The Angle occlusion key is the upper first permanent molar. Angle identified three classes of relationship of the first permanent molars.

The remaining upper teeth, anterior and posterior to the first premolar, progress by mistake. The absence of one or more of the six results is proportional to less normal occlusion. Of course, one can observe and find models that have disadvantages, such as the need for adequate contacts, but there are dental, non-orthodontic problems. Sometimes there are intermediate weighting solutions and this poses a real challenge to the orthodontist's professional judgment.

As responsible professionals, we are here to try to achieve maximum benefit for our patients. We do not have best examples, to imitate the best of nature, and in the absence of an anomaly beyond our control, why should it be accepted?

A -IClass; b -IIClass-Isubclass; V -IIClass-IIsubclass; G -IIIClass.

Rice. eleven. Angle's classification.

In class I, there is correct fissure-tubercle contact of the lateral teeth, when the mesiobuccal cusp of the upper first permanent molar is in the anterior intercuspal groove of the lower first permanent molar. It is characterized by normal closure of the molars in the sagittal plane. All changes occur in front of the first molars (Fig. 11 a).

Satisfactory orthodontic treatment involves many disciplines, not all of which are always under our control. There are acceptable compromise treatments when patient cooperation and inheritance are required. It should not be taken unless there are any restrictions on treatment.

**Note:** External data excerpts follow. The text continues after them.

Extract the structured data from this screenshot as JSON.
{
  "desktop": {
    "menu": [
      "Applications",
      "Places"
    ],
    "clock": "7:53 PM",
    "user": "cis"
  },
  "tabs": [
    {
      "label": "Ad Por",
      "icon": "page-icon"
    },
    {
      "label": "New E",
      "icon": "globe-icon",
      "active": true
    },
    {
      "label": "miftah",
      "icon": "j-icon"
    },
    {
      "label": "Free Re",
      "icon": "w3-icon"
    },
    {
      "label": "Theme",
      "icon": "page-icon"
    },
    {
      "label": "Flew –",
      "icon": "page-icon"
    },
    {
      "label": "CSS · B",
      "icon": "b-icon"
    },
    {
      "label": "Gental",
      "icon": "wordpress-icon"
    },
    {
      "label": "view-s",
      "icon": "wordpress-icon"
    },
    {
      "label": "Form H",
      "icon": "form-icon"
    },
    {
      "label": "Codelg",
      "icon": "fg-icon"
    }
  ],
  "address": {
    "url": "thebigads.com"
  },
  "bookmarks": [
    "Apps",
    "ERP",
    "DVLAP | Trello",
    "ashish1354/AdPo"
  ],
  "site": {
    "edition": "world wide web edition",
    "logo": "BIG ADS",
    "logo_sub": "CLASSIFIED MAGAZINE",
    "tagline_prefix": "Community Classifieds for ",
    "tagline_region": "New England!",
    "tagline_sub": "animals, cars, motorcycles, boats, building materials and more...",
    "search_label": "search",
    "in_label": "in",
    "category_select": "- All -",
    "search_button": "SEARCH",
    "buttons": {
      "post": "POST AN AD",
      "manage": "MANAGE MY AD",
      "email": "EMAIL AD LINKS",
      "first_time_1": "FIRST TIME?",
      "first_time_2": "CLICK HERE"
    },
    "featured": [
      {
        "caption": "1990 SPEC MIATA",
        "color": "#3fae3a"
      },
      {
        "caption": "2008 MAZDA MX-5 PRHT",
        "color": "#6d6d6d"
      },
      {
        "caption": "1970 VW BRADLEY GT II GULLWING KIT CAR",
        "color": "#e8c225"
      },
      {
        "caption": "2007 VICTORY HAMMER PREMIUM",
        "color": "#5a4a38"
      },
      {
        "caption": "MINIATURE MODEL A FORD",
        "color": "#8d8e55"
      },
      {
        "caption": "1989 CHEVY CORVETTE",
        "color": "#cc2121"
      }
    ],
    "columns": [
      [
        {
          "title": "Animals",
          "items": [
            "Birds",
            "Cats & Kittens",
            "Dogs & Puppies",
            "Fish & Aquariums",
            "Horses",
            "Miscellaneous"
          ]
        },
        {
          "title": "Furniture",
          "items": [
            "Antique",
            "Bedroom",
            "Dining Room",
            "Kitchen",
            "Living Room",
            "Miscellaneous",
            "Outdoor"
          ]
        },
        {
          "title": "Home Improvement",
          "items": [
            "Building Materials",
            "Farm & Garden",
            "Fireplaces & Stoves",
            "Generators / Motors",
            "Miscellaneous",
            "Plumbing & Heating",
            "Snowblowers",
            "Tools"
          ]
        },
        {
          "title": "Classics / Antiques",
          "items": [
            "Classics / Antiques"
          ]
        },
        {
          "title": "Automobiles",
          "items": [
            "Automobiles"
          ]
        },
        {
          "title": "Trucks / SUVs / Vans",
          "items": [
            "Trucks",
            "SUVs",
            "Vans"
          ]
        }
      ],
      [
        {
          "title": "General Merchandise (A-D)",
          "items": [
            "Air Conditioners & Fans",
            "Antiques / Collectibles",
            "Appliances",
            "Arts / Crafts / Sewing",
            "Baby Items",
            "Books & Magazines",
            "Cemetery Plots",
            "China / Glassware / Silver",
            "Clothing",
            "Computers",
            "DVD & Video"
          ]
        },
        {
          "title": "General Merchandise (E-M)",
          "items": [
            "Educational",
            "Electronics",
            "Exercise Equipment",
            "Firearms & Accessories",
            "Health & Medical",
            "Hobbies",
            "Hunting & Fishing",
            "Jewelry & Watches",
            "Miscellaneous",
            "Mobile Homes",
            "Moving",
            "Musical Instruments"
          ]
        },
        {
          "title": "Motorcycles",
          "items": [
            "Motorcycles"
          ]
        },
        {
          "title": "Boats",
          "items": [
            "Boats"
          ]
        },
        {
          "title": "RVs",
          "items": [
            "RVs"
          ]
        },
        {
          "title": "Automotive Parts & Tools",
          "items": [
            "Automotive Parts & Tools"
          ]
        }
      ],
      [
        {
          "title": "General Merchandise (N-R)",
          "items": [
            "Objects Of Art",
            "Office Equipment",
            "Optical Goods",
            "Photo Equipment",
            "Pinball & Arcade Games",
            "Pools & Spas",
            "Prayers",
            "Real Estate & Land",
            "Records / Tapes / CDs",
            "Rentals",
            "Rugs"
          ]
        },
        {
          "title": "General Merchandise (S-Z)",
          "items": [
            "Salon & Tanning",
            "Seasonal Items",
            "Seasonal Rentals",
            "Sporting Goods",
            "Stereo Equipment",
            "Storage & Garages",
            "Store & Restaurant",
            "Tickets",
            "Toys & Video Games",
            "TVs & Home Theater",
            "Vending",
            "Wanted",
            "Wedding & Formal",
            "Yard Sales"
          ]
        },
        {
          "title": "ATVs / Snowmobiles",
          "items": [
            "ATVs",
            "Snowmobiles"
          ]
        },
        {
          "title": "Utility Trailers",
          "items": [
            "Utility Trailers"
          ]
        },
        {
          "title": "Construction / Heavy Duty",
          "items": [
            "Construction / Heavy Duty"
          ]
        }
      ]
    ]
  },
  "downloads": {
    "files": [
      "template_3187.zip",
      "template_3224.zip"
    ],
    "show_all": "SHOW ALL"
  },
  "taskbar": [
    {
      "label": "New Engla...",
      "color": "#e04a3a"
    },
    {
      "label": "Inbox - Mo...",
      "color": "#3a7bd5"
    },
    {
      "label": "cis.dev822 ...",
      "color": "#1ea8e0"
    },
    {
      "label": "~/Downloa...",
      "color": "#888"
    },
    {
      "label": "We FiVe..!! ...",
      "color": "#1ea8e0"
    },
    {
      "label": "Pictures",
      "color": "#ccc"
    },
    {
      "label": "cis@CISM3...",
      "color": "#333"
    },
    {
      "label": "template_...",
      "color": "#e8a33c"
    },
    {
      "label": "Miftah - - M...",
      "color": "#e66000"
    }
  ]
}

Since nature's non-orthodontic models provide beautiful and uniform guidelines, it seems that we should, if possible, allow these guidelines to be our measures for satisfactory orthodontic treatment. The goal of following the six keys of normal occlusion is to achieve the desired final occlusion.

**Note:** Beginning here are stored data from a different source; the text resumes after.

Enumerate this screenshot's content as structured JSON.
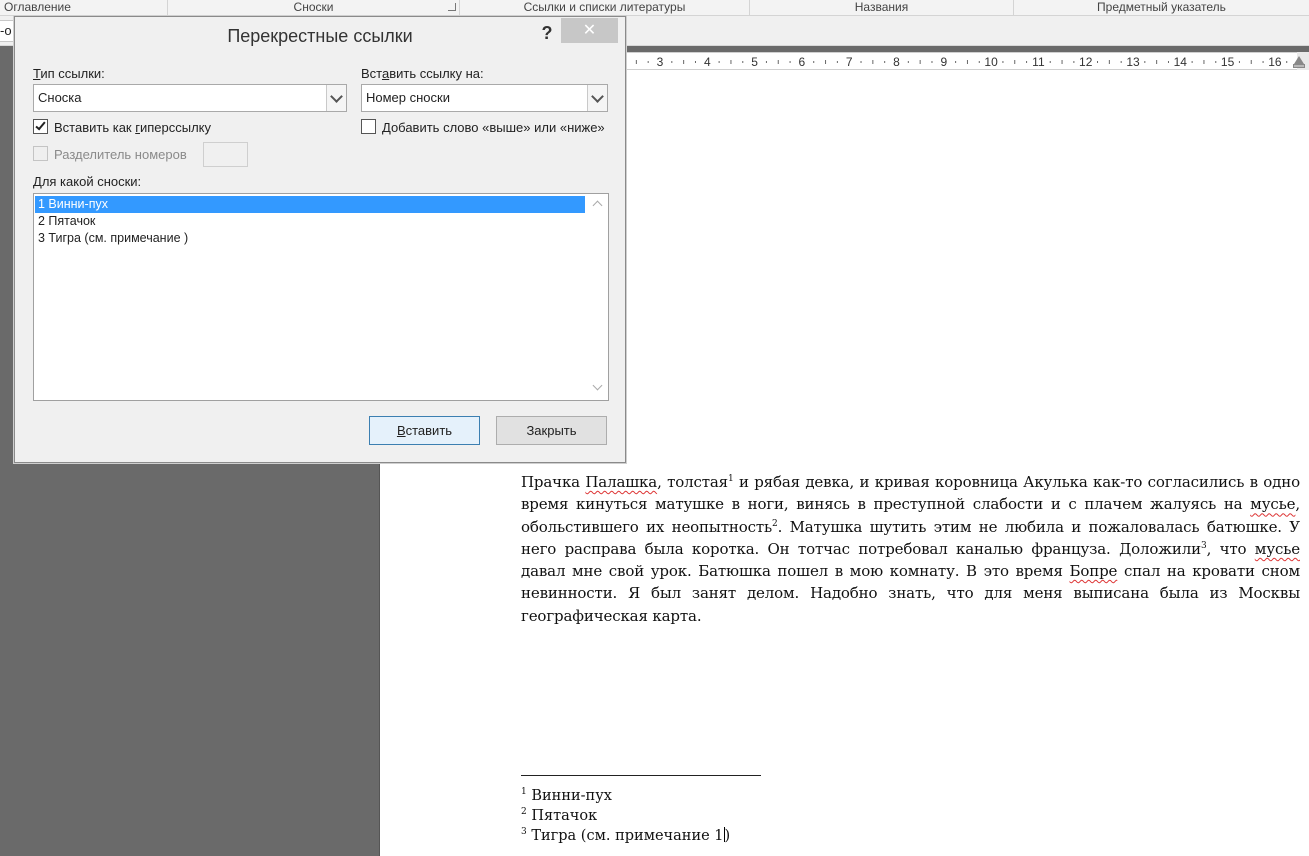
{
  "ribbon": {
    "groups": [
      "Оглавление",
      "Сноски",
      "Ссылки и списки литературы",
      "Названия",
      "Предметный указатель"
    ],
    "strip_fragment": "-о"
  },
  "ruler": {
    "ticks": [
      "3",
      "4",
      "5",
      "6",
      "7",
      "8",
      "9",
      "10",
      "11",
      "12",
      "13",
      "14",
      "15",
      "16"
    ]
  },
  "dialog": {
    "title": "Перекрестные ссылки",
    "help_glyph": "?",
    "close_glyph": "✕",
    "ref_type": {
      "label_ul": "Т",
      "label_rest": "ип ссылки:",
      "value": "Сноска"
    },
    "insert_ref_to": {
      "label_pre": "Вст",
      "label_ul": "а",
      "label_rest": "вить ссылку на:",
      "value": "Номер сноски"
    },
    "as_hyperlink": {
      "label_pre": "Вставить как ",
      "label_ul": "г",
      "label_rest": "иперссылку",
      "checked": true
    },
    "above_below": {
      "label_ul": "Д",
      "label_rest": "обавить слово «выше» или «ниже»",
      "checked": false
    },
    "separator": {
      "label": "Разделитель номеров",
      "enabled": false
    },
    "for_which": {
      "label_ul": "Д",
      "label_rest": "ля какой сноски:"
    },
    "list_items": [
      "1  Винни-пух",
      "2  Пятачок",
      "3  Тигра (см. примечание )"
    ],
    "selected_index": 0,
    "insert_button": {
      "ul": "В",
      "rest": "ставить"
    },
    "close_button": "Закрыть"
  },
  "document": {
    "p_1": "Прачка ",
    "p_2": "Палашка",
    "p_3": ", толстая",
    "p_sup1": "1",
    "p_4": " и рябая девка, и кривая коровница Акулька как-то согласились в одно время кинуться матушке в ноги, винясь в преступной слабости и с плачем жалуясь на ",
    "p_5": "мусье",
    "p_6": ", обольстившего их неопытность",
    "p_sup2": "2",
    "p_7": ". Матушка шутить этим не любила и пожаловалась батюшке. У него расправа была коротка. Он тотчас потребовал каналью француза. Доложили",
    "p_sup3": "3",
    "p_8": ", что ",
    "p_9": "мусье",
    "p_10": " давал мне свой урок. Батюшка пошел в мою комнату. В это время ",
    "p_11": "Бопре",
    "p_12": " спал на кровати сном невинности. Я был занят делом. Надобно знать, что для меня выписана была из Москвы географическая карта.",
    "footnotes": [
      {
        "num": "1",
        "text": " Винни-пух"
      },
      {
        "num": "2",
        "text": " Пятачок"
      },
      {
        "num": "3",
        "text": " Тигра (см. примечание 1"
      }
    ],
    "fn3_tail": ")"
  },
  "colors": {
    "selection": "#3399ff",
    "spellcheck": "#dd3333",
    "workspace": "#6a6a6a"
  }
}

In class II, there is a posterior position of the lower first permanent molar relative to the upper one. The mesiobuccal cusp of the maxillary first molar is located anterior to the intercuspal groove of the mandibular first molar.

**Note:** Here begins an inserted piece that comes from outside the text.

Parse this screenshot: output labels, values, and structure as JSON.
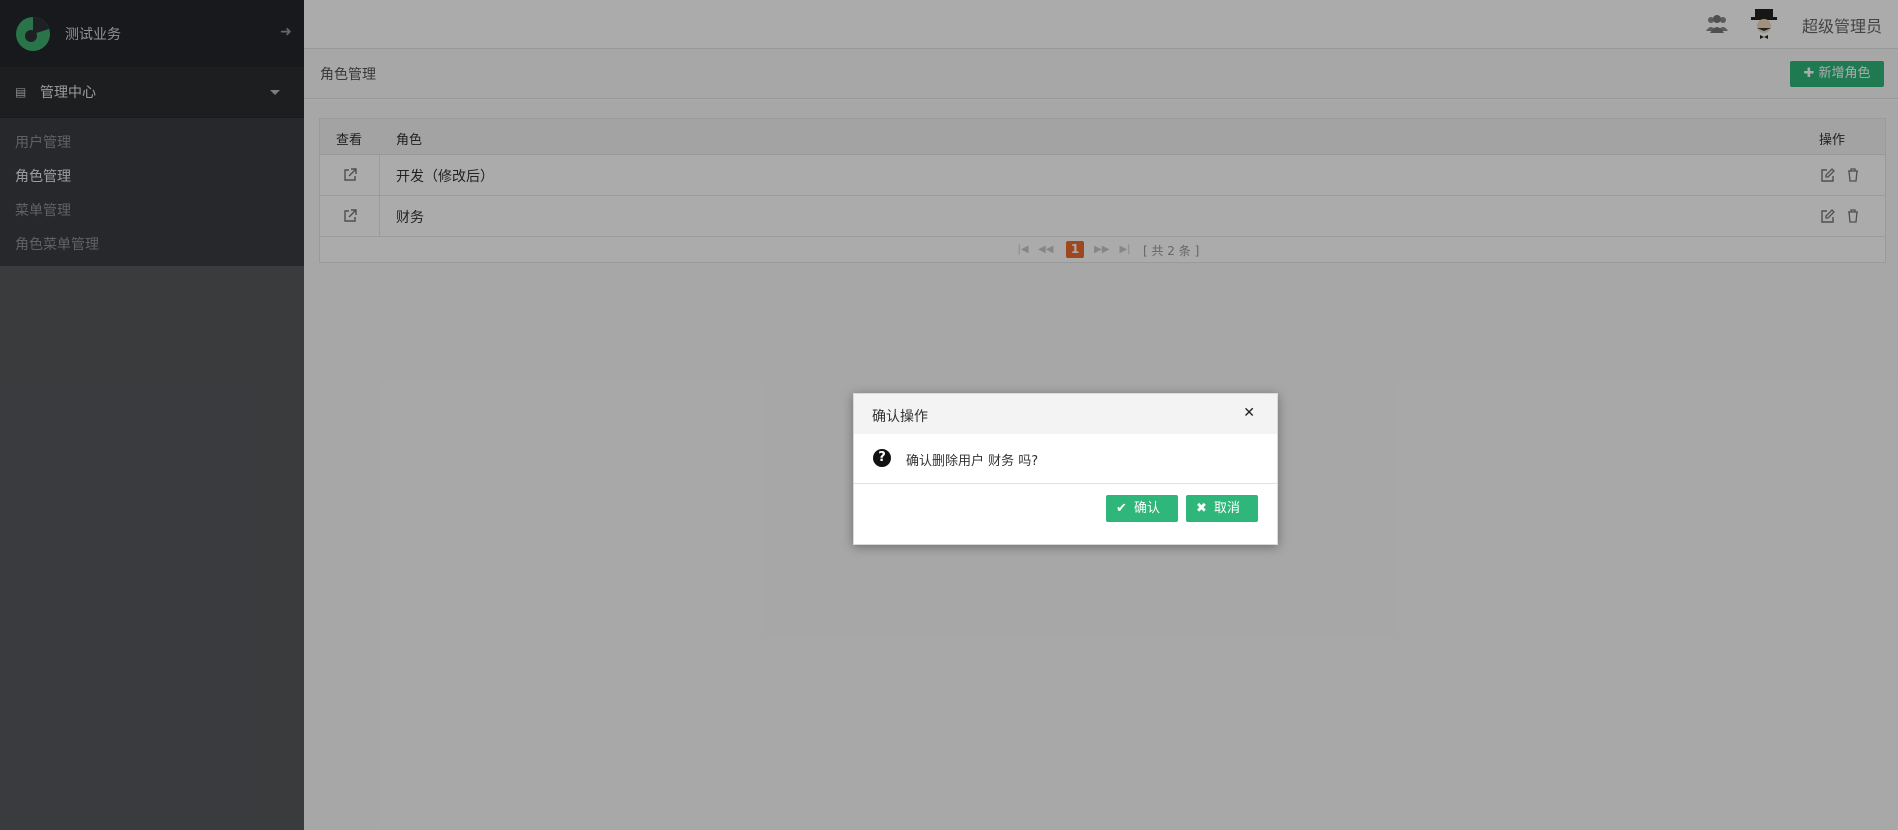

Engle divides this class into two subclasses. For subclass I, protrusion of the upper front teeth is typical, and for subclass II, retrusion is typical. Characteristic of distal occlusion (Fig. 11 b).

Six keys to normal occlusion. Applied Operative Dentistry Introduction The term occlusion comes from the Latin occlusion, which can be defined as the act of closing or closing. Esch and Ramfjord  In dentistry, this concept extends to the functional relationship between teeth and other components of the dental system. Occlusion The occlusal relationship between the maxillary and mandibular arch occurs through dental contacts on the surfaces of opposing teeth. Dental contacts, in harmony, provide occlusal stability of the archwire. Concepts in Occlusion  Central occlusion  It is the maximum intercussion between the arches.  Also called maximal habitual intercussion or central occlusion.  Central relationship  It is the most anterior superior position of the condyle in the Glenoid cavity. Dislocations  When making occlusal adjustments, we must also consider ideal patterns of maladaptation.  Working side  The side on which the jaw moves.  Side of rotation  Contrary to where the jaw moves. Defect as a group  Partial functional defect of the group  In addition to the dog, the premolars are trolled.  Desocclusion in general group function  Premolars and molars are affected in addition to the dog. Clinical stages of occlusal correction. Intermaxial marking with carbon paper in dynamics.  Previous guides and back insulation.  Wear off excess carbon with spherical diamond drills.  Regularization of worn areas using 30-blade conical burr or low granulation diamonds. Occlusion is a feminine noun in Portuguese and means the act or action of closing, preventing natural flow with purposeful blocking or closing.

In class III, there is an anterior position of the lower first permanent molar relative to the upper one. The mesiobuccal cusp of the lower molar is set opposite the cusp of the second upper premolar or even more mesial. Characteristic of mesial occlusion (Fig. 11c).

Lawrence Andrews described ideal occlusion.